Alla totale assenza di democrazia, ad inasprire ulteriormente gli animi del ceto medio-basso creando le premesse per l’affermazione del peronismo, erano le attenzioni rivolte agli interessi degli industriali; l’ingerenza straniera; il legame commerciale con la Gran Bretagna principiato a fine Ottocento e divenuto nel tempo una sorta di giogo, corroborato dal patto siglato il 1° maggio 1933 dal Vice Presidente Julio Roca (1940-1941) e dal ministro del Commercio britannico, Walter Runciman (1870-1949). L’accordo impegnava il Regno Unito a garantire l’acquisizione, se a costi inferiori rispetto a quelli praticati dai paesi del Commonwealth, di materie prime argentine in quantità stabile ed equivalente all’ammontare relativo al 1932 — il minore dal crollo di Wall Street — ricevendo in cambio protezione e notevoli agevolazioni fiscali sul capitale da investire nel territorio, nonché un monopolio dei trasporti dell’area bonaerense, diventato assoluto con la ratifica Malbrán-Eden del 1936. Trattati firmati con l’intero Paese anche subietto a un profondo mutamento della struttura sociale e urbana. Per attutire il contraccolpo della crisi, infatti, il modello agro esportatore fu gradualmente accantonato ed avviato un processo di industrializzazione fondato sulla sostituzione delle importazioni, quindi producendo localmente i beni fin ad allora acquistati all’estero. Un cambiamento che accrebbe la richiesta di manodopera e dalle zone rurali, dove la domanda di carni agevolò l’espandersi della pastorizia, sottraendo superfici alle coltivazioni e dunque lavoro, ondate di persone trasmigrarono nei centri urbani, affollando segnatamente la capitale, attorno alla quale andarono concentrandosi le imprese.
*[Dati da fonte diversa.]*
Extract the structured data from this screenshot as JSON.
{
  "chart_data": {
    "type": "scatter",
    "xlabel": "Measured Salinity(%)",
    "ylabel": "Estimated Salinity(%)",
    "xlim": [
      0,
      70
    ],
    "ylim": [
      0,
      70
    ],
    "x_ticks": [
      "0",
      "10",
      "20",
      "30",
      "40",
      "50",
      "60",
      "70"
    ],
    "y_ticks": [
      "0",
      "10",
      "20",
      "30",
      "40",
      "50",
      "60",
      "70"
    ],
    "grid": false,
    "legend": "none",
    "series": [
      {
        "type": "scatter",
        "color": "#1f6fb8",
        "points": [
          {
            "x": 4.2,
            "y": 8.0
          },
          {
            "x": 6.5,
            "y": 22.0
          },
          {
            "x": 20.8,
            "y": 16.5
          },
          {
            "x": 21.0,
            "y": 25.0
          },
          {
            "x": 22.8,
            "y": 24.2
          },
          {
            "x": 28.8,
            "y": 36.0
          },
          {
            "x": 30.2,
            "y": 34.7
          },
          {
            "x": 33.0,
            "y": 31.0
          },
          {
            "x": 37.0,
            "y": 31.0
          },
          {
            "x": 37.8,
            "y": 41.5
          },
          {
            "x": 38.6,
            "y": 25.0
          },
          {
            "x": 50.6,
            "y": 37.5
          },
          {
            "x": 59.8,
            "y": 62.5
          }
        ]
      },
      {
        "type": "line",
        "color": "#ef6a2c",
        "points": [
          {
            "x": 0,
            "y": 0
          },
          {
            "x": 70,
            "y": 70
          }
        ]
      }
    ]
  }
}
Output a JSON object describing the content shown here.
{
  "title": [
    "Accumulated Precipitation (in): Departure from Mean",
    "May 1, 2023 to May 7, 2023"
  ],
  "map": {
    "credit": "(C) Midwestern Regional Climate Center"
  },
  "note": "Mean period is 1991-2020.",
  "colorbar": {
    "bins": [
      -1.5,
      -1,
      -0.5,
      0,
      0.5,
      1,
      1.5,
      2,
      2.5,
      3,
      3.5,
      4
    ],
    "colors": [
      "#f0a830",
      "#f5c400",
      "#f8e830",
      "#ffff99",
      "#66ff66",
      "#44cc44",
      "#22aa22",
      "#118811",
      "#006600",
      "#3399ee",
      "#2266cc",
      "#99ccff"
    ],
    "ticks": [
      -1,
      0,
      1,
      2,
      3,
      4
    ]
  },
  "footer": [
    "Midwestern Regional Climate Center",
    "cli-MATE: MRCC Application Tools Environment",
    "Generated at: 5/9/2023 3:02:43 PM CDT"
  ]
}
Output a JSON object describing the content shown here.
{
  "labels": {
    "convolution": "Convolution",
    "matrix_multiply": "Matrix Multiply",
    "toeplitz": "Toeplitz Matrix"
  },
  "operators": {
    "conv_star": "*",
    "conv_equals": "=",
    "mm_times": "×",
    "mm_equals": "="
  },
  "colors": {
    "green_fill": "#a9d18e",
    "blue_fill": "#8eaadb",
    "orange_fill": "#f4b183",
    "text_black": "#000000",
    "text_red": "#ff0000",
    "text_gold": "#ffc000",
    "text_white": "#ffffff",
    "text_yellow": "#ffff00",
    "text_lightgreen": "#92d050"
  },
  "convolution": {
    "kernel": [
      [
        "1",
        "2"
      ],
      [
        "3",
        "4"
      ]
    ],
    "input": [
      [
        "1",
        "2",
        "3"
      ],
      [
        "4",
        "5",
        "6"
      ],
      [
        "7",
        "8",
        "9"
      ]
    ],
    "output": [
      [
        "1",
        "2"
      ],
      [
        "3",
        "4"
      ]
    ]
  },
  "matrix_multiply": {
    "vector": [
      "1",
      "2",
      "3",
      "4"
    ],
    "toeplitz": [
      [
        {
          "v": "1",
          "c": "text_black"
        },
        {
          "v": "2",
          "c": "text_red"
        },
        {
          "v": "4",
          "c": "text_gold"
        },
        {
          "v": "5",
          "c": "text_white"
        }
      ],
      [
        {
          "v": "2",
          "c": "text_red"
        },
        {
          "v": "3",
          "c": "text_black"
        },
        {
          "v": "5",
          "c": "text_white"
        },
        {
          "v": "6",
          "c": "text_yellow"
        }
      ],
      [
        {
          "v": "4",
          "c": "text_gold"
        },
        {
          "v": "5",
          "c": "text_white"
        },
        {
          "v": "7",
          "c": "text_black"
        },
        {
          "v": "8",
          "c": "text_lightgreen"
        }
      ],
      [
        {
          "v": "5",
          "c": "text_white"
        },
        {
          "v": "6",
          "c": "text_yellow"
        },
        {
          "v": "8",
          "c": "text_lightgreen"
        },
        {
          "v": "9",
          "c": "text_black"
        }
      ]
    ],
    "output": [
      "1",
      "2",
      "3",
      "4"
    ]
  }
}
La famiglia di Juan Gelman risiedeva nella zona centrale di Buenos Aires, nel colorito barrio Villa Crespo, al numero 300 di viale George Canning (1770-1827), diplomatico inglese, alla cui memoria succedette l’omaggio allo scrittore Raúl Scalabrini Ortiz (1898-1959). Vi trascorse l’infanzia bevendo libri, fluttuando sui tasti del pianoforte per materno desiderio, immergendosi nelle strade del quartiere disegnate fra i conventillos, le case popolari di legno e lamiere sorte con i grandi flussi migratori e in quella miscela di suoni e culture, s’accese la passione per il biliardo, la milonga, «una forma de conversar, un diálogo bailable» e poi il calcio, rimanendo ammaliato dall’azul y amarillo dei Los Bohemios dell’Atlético Atlanta. Ancor prima però, a sedurlo fu la Poesia: «la Signora difficile da catturare» ed incontrata attorno ai cinque anni nella voce del fratello, interprete bramosa delle trame dei Maestri della letteratura russa, idioma al fanciullo Gelman lontano e sconosciuto, eppur comprensibile nel rimbalzar degli accenti come note sul rigo.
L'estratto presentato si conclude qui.